Why does tea taste better when you boil the water on the stove, or electric kettle than in the microwave oven?
Well you learn something new every day, i had no idea people used the microwave to make tea, never crossed my mind, not that its much of a mind to traverse.
To elaborate, my father was making cinnamon tea, I felt like having a cup, so he got enough water for both of us. He boiled the water in the microwave because, to him, using the stove takes too long. Anyway I noticed that my cup tasted different from when I make it (by boiling water in a kettle). It just tasted wrong and I want to know why.
It probably doesn't come to a full boil. I don't have a teapot, so I boil my water in a microwave, in the ceramic mug, and then add the tea afterward.
[highlight]WARNING[/highlight] If you boil water in a microwave, wait a minute or so to let the liquid cool before taking it out. It can explode in your face. It happened to a friend of a friend. She had to have skin grafts on her face. Microwave Danger. It is rare but it does happen, often with serious injury. Just a public service announcement.
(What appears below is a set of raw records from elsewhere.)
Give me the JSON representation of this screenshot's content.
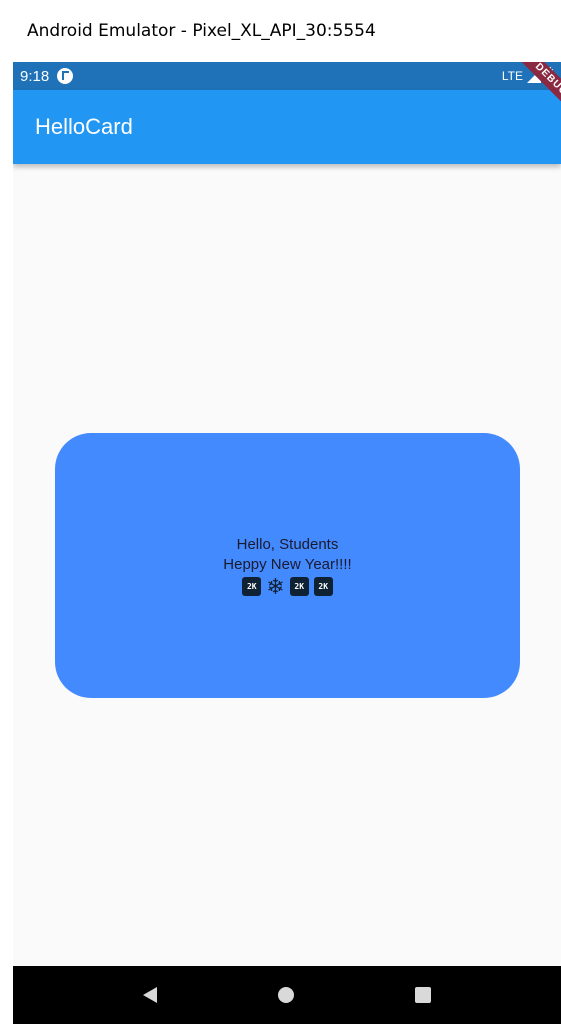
{
  "window": {
    "title": "Android Emulator - Pixel_XL_API_30:5554"
  },
  "status_bar": {
    "time": "9:18",
    "network": "LTE",
    "color": "#1f72b8"
  },
  "app_bar": {
    "title": "HelloCard",
    "color": "#2196f3"
  },
  "debug_banner": {
    "label": "DEBUG"
  },
  "card": {
    "line1": "Hello, Students",
    "line2": "Heppy New Year!!!!",
    "emoji": [
      "2K",
      "snowflake-icon",
      "2K",
      "2K"
    ],
    "color": "#448aff"
  },
  "nav_bar": {
    "buttons": [
      "back-icon",
      "home-icon",
      "recent-apps-icon"
    ]
  }
}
I boil water for my tea in my microwave all the time (and I drink quite a lot of different teas). To me, the key is not to overboil the water--stopping it just as the first few bubbles appear on the surface--and then not overbrewing the tea afterwards. I also never boil cold water in a cup with the tea already in it either.
You can avoid the exploding water thing by putting something -like a wooden skewer- in the vessel you're boiling water in, this give bubbles a place to form.
Electric Kettles seem to be a fairly uncommon thing in the USA. I don't think you'd find a house without one in the UK.
Microwaving doesn't remove the lime. In a kettle or a pan, it (and other trace minerals) will coagulate on the metal surface. The metal pan may liberate ions too. You know how you can taste the metal of a spoon if you sit it on your tongue? Doesn't it taste a bit like boiled water? Also, boiling in a kettle/pan tends to drive off any dissolved gases. The microwave may not boil the water, only heat it to hot, so does not remove gases as readily.
Interesting. I thought it was the addition of the tincture of time that makes kettle boiled water for tea so tasty! (Maybe it's actually anticpation!)
Because I heard about the water that exploded after being microwaved, I always use a stove-top. It takes longer and uses more energy, which is annoying. But now I don't trust microwaved water.
I've always had an electric kettle in the house. Although the roommate's parents once did melt the plastic part of one by turning on the stove burner I stored it on.....
Electric ketters are a good compromise between taste and speed I think, and it's what I use, though my Greek mother used to swear by a briki instead (and admittedly, they are esp. useful when you're just making one or two cups).
I've had one - not the same one - for about 10 years or so. Before that I just boiled the water in a pan or in old fashioned whistling kettle.
I use an electric kettle, so does my mom, and we have some at work too. I like it, espcially the automatic shut off. Plus, I don't have to move it off the stove when I'm cooking.
I use an electric kettle. And if I recall correctly from Mythbusters, microwaved tap water can't explode. Only superheated distilled water can.
What I've always wondered is why reheated tea isn't as good as fresh tea, and why it tastes better if you put the milk in before microwaving it rather than after.